As an extension of my first goal and its own independent objective, I hope to be an advocate for technology. As indicated by my choice to engage in this course of study at Walden, I believe that technology is exciting and imperative in education. My school district has historically performed tremendously well in many areas. We were recently named as one of the five best school districts nationwide for our median income by a well-known magazine. The downside of this honor was that the list was measuring the “best bang for your buck.” We perform well, with desirable standardized test results in the 90% range (eMetric, 2009), but we do not spend much per student and our district ranks 157 out of 169 in per student spending for our state (State of Connecticut Department of Education, 2008). Technology has not been incorporated enough as spending has been at a minimum. I have been and will continue to be an advocate for technology incorporation in the classroom and have spoken with Board of Education members, district and school administrators, and parents about the need for more technology in our classrooms. Additionally, I participate in school sponsored professional development, am active in online communities to learn independently, and work with teachers in my school to ensure that others see the benefits of bringing more technology to the classroom. My experiences with my Walden coursework have also brought a wealth of knowledge to my arsenal of possibilities. I intend to work with other teachers to help them bring technology to the classroom and advocate for the resources needed for 21st Century instruction.

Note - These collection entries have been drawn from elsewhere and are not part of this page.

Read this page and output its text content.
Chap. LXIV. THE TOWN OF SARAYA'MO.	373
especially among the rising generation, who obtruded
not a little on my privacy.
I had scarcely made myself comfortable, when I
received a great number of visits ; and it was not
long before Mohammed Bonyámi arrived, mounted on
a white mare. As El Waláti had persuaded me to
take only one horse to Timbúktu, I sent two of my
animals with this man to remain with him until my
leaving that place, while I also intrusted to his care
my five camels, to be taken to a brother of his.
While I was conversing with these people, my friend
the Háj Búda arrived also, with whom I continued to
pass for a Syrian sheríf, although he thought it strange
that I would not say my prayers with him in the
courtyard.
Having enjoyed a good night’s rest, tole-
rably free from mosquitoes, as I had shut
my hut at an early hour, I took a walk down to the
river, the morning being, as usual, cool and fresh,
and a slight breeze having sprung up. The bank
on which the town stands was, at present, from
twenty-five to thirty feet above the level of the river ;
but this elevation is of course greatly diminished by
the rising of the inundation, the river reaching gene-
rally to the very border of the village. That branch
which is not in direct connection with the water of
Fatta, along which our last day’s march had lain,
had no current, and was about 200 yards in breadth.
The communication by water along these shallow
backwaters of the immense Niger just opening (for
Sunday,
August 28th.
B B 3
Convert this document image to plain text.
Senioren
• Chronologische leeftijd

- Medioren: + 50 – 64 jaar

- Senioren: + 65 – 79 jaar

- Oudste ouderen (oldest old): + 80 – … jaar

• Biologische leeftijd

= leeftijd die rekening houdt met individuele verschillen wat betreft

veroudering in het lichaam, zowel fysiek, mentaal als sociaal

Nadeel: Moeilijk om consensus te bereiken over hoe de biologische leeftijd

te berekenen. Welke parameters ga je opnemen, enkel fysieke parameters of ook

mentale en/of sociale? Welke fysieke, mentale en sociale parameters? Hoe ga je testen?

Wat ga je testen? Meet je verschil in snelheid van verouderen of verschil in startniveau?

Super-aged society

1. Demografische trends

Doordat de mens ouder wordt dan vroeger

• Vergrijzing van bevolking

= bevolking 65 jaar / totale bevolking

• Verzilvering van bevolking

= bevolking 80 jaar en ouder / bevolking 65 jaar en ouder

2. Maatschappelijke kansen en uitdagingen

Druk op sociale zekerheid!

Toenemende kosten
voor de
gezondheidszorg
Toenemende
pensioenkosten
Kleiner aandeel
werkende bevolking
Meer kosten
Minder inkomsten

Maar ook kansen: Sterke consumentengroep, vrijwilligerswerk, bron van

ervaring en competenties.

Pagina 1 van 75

This course has re-instilled my belief that technology is among the best ways to help students learn. I appreciate that the tools and theories that we explored were not mere novelties, and instead facilitated meaningful learning experiences. I look forward to continuing to incorporate these technologies
eMetric. (2009). Data Interaction for Connecticut Mastery Test, 4th Generation. Retrieved on April 24th, 2010 from http://solutions1.emetric.net/cmtpublic/CMTCode/Report.aspx.
Laureate Education, Inc. (Executive Producer). (2009a). Program 5. Cognitive Learning Theories. [Educational video]. Baltimore: Author.
Laureate Education, Inc. (Executive Producer). (2009b). Program 8. Connectivism as Learning Theory. [Educational video]. Baltimore: Author.
Laureate Education, Inc. (Executive Producer). (2009c). Program 6. Constructionist and Constructivist Learning Theories. [Educational video]. Baltimore: Author.